La Turquie dans une position diplomatique délicate entre la Russie et l’Ukraine
La guerre déclarée à l’Ukraine par le président russe ce jeudi 24 février au matin place la Turquie dans une situation de « grand écart », se positionnant entre deux pays avec lesquels elle partage une frontière maritime dans la mer Noire.
Ce jeudi 24 février, lors d’un conseil de défense, le président turc a qualifié « d’inacceptables » les offensives menées par la Russie en Ukraine. Il a demandé à la Russie de mettre fin à son intervention injuste et illégale, mais sans pour autant évoquer de sanctions contre cette dernière.
Alors qu’il s’était entretenu avec Vladimir Poutine au téléphone le mercredi 23 février, le président turc avait indiqué que la Turquie ne reconnaîtrait aucune mesure affectant l’intégrité territoriale de l’Ukraine. Il avait alors insisté sur le nécessité de régler le conflit par « la voie du dialogue », souhaitant que son pays « apaise les tensions pour préserver la paix ». Il avait également invité son homologue russe dans les plus brefs délais pour un « Conseil de coopération de haut niveau ».
Le mardi 22 février, Recep Tayyip Erdogan, le président turc, avait déclaré « inacceptable » la reconnaissance des régions séparatistes de l’Ukraine par la Russie. Mais en parallèle, il avait aussi indiqué que « la Turquie ne peut renoncer ni à la Russie ni à l’Ukraine ».
Suite au début des offensives aérienne et terrestre lancées par les Russes, jeudi dans la matinée, l’ambassadeur ukrainien à Ankara a demandé à la Turquie de fermer les détroits du Bosphore et des Dardanelles aux navires de guerre russes.
Ainsi, selon la convention, si la Turquie devait prendre parti pour l’Ukraine, elle pourrait bloquer l’accès de ses détroits aux navires russes. Pour l’heure, la Turquie n’a pas réagi à cette requête ukrainienne.
La convention de Montreux (1936), qui régit les voies navigables turques entre la mer Égée et la mer Noire (détroits du Bosphore et des Dardanelles), réglemente la circulation à travers les détroits en temps de paix et de guerre. En temps de guerre, la libre circulation reste assurée pour les pays avec lesquels la Turquie n’est pas en guerre. Mais la libre circulation peut être suspendue si la Turquie est partie à un conflit, ou si elle s’estime menacée.
Le chef de l’opposition, Kemal Kiliçdaroglu, a appelé le gouvernement à respecter les termes de cette convention : “La convention de Montreux est un texte très important pour la sécurité de la Turquie, nous devons nous y conformer. Si nous ne le faisons pas, la facture sera très lourde”, a-t-il prévenu, rapporte Cumhuriyet.

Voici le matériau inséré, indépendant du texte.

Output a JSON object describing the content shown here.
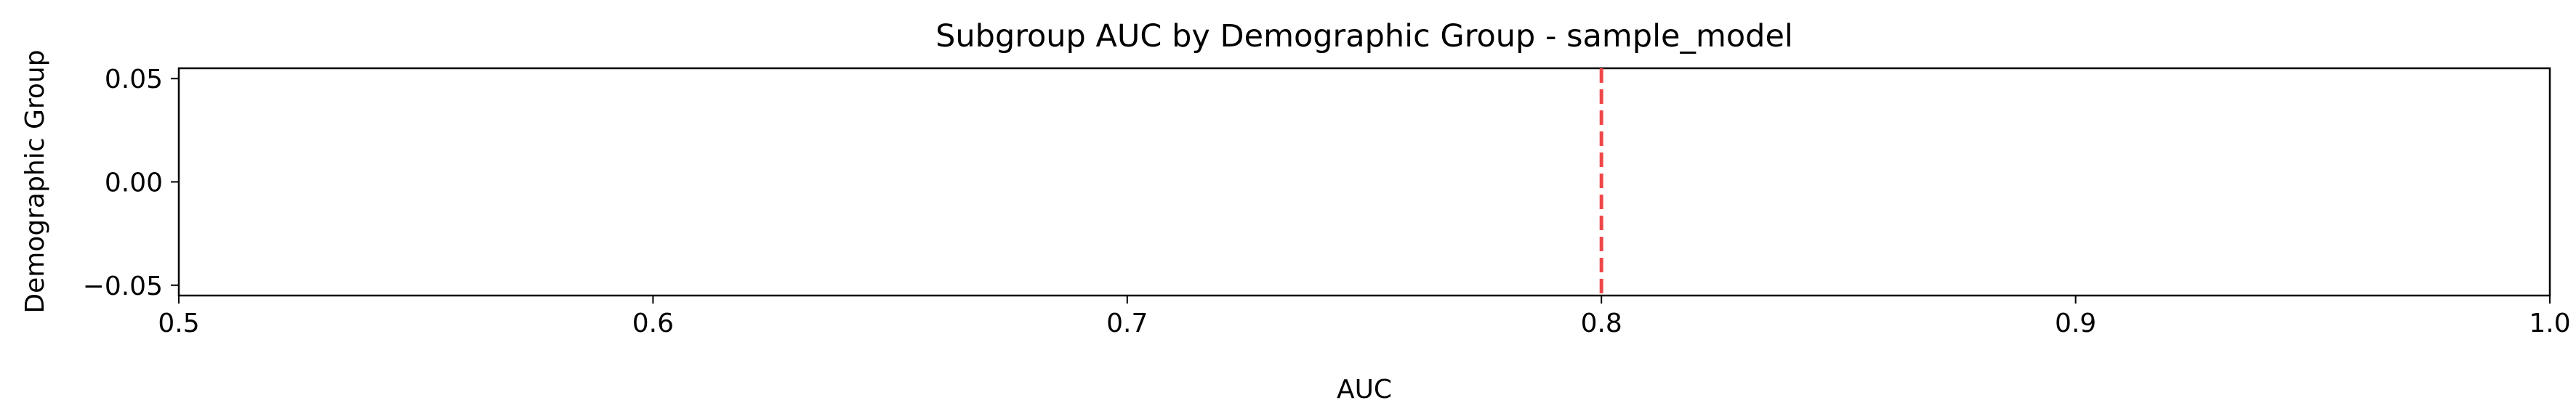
{
  "chart_data": {
    "type": "bar",
    "title": "Subgroup AUC by Demographic Group - sample_model",
    "xlabel": "AUC",
    "ylabel": "Demographic Group",
    "xlim": [
      0.5,
      1.0
    ],
    "ylim": [
      -0.055,
      0.055
    ],
    "xticks": [
      0.5,
      0.6,
      0.7,
      0.8,
      0.9,
      1.0
    ],
    "xtick_labels": [
      "0.5",
      "0.6",
      "0.7",
      "0.8",
      "0.9",
      "1.0"
    ],
    "yticks": [
      0.05,
      0.0,
      -0.05
    ],
    "ytick_labels": [
      "0.05",
      "0.00",
      "−0.05"
    ],
    "categories": [],
    "values": [],
    "reference_line": {
      "x": 0.8,
      "style": "dashed",
      "color": "#f04848"
    },
    "grid": false,
    "legend": "none"
  }
}
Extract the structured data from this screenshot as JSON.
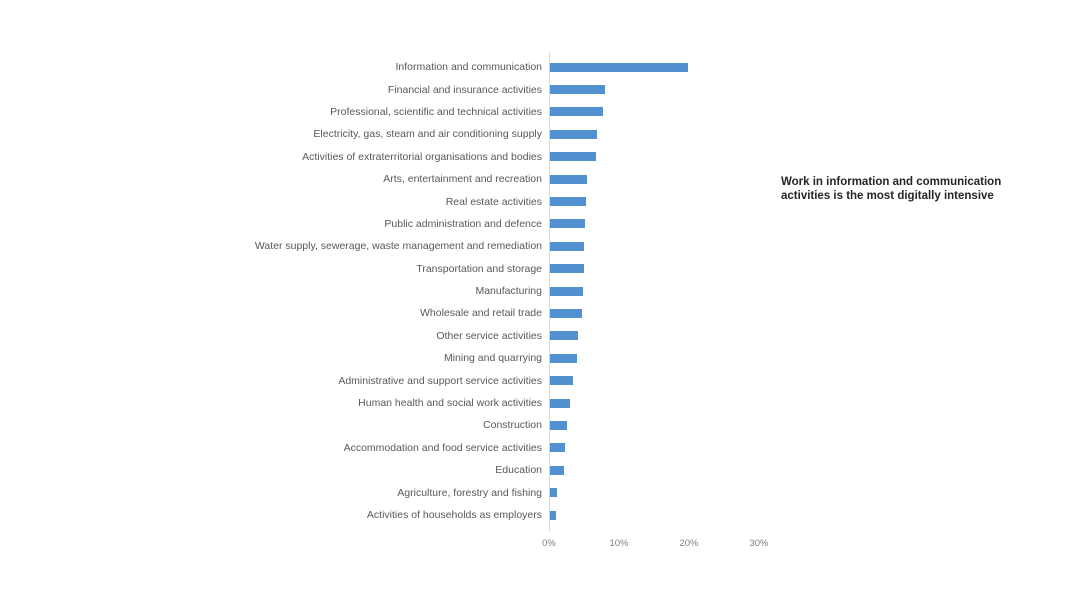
{
  "chart_data": {
    "type": "bar",
    "orientation": "horizontal",
    "title": "",
    "xlabel": "",
    "ylabel": "",
    "categories": [
      "Information and communication",
      "Financial and insurance activities",
      "Professional, scientific and technical activities",
      "Electricity, gas, steam and air conditioning supply",
      "Activities of extraterritorial organisations and bodies",
      "Arts, entertainment and recreation",
      "Real estate activities",
      "Public administration and defence",
      "Water supply, sewerage, waste management and remediation",
      "Transportation and storage",
      "Manufacturing",
      "Wholesale and retail trade",
      "Other service activities",
      "Mining and quarrying",
      "Administrative and support service activities",
      "Human health and social work activities",
      "Construction",
      "Accommodation and food service activities",
      "Education",
      "Agriculture, forestry and fishing",
      "Activities of households as employers"
    ],
    "values": [
      19.7,
      7.9,
      7.5,
      6.7,
      6.5,
      5.3,
      5.1,
      5.0,
      4.9,
      4.9,
      4.7,
      4.5,
      4.0,
      3.9,
      3.3,
      2.8,
      2.4,
      2.1,
      2.0,
      1.0,
      0.9
    ],
    "unit": "%",
    "x_ticks": [
      "0%",
      "10%",
      "20%",
      "30%"
    ],
    "x_tick_values": [
      0,
      10,
      20,
      30
    ],
    "xlim": [
      0,
      30
    ],
    "grid": "off",
    "legend": "none",
    "bar_color": "#5291cf",
    "axis_color": "#d9d9d9",
    "label_color": "#595959",
    "tick_label_color": "#7f7f7f"
  },
  "annotation": {
    "text": "Work in information and communication activities is the most digitally intensive"
  }
}
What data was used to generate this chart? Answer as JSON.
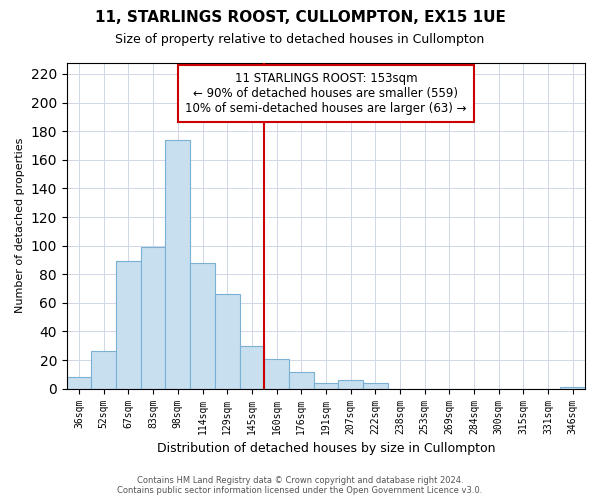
{
  "title": "11, STARLINGS ROOST, CULLOMPTON, EX15 1UE",
  "subtitle": "Size of property relative to detached houses in Cullompton",
  "xlabel": "Distribution of detached houses by size in Cullompton",
  "ylabel": "Number of detached properties",
  "bar_color": "#c8dff0",
  "bar_edge_color": "#7ab0d4",
  "bin_labels": [
    "36sqm",
    "52sqm",
    "67sqm",
    "83sqm",
    "98sqm",
    "114sqm",
    "129sqm",
    "145sqm",
    "160sqm",
    "176sqm",
    "191sqm",
    "207sqm",
    "222sqm",
    "238sqm",
    "253sqm",
    "269sqm",
    "284sqm",
    "300sqm",
    "315sqm",
    "331sqm",
    "346sqm"
  ],
  "bar_heights": [
    8,
    26,
    89,
    99,
    174,
    88,
    66,
    30,
    21,
    12,
    4,
    6,
    4,
    0,
    0,
    0,
    0,
    0,
    0,
    0,
    1
  ],
  "ylim": [
    0,
    228
  ],
  "yticks": [
    0,
    20,
    40,
    60,
    80,
    100,
    120,
    140,
    160,
    180,
    200,
    220
  ],
  "vline_x_bar_index": 8,
  "vline_color": "#cc0000",
  "annotation_title": "11 STARLINGS ROOST: 153sqm",
  "annotation_line1": "← 90% of detached houses are smaller (559)",
  "annotation_line2": "10% of semi-detached houses are larger (63) →",
  "footer_line1": "Contains HM Land Registry data © Crown copyright and database right 2024.",
  "footer_line2": "Contains public sector information licensed under the Open Government Licence v3.0.",
  "background_color": "#ffffff",
  "grid_color": "#d0d8e8"
}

Ce sont surtout les éventuelles conséquences économiques d’un conflit en Ukraine qui alarment la presse turque, alors que le pays traverse déjà une crise économique aiguë marquée par une chute de la monnaie nationale ayant provoqué une très forte inflation.
La Turquie est, par ailleurs, très dépendante des importations de gaz de Russie et d’Iran et des céréales russes, mais aussi des touristes russes et ukrainiens.
Si la Turquie et la Russie ont entretenu de bonnes relations pendant des années, celles-ci s’étaient ternies en 2015, alors qu’un avion russe avait été abattu par deux chasseurs turcs à la frontière turco-syrienne.
Par ailleurs, Ankara a toujours refusé de reconnaître l’annexion de la Crimée par la Russie (2014).
Si en 2019, la Turquie se dotait de missiles russes S-400 contre l’avis de l’OTAN dont elle est membre, la même année, elle avait également livré des drones à l’Ukraine, en conflit avec les séparatistes du Donbass soutenus par Moscou.
S’il condamne la position russe, le président Erdogan connaît aussi les risques auxquels son pays s’expose en cas de rupture totale avec le pays de Poutine ; la Turquie est dépendante des importations de gaz de Russie, mais aussi d’échanges économiques importants : les touristes russes occupaient en effet la première place en nombre de visiteurs en 2021, avec plus de 4,5 millions de voyageurs, principalement dans la région d’Antalya. Et les Ukrainiens étaient, eux, la 3ème nationalité après les Allemands à venir faire du tourisme en Turquie en 2021, avec un peu plus de 2 millions de visiteurs.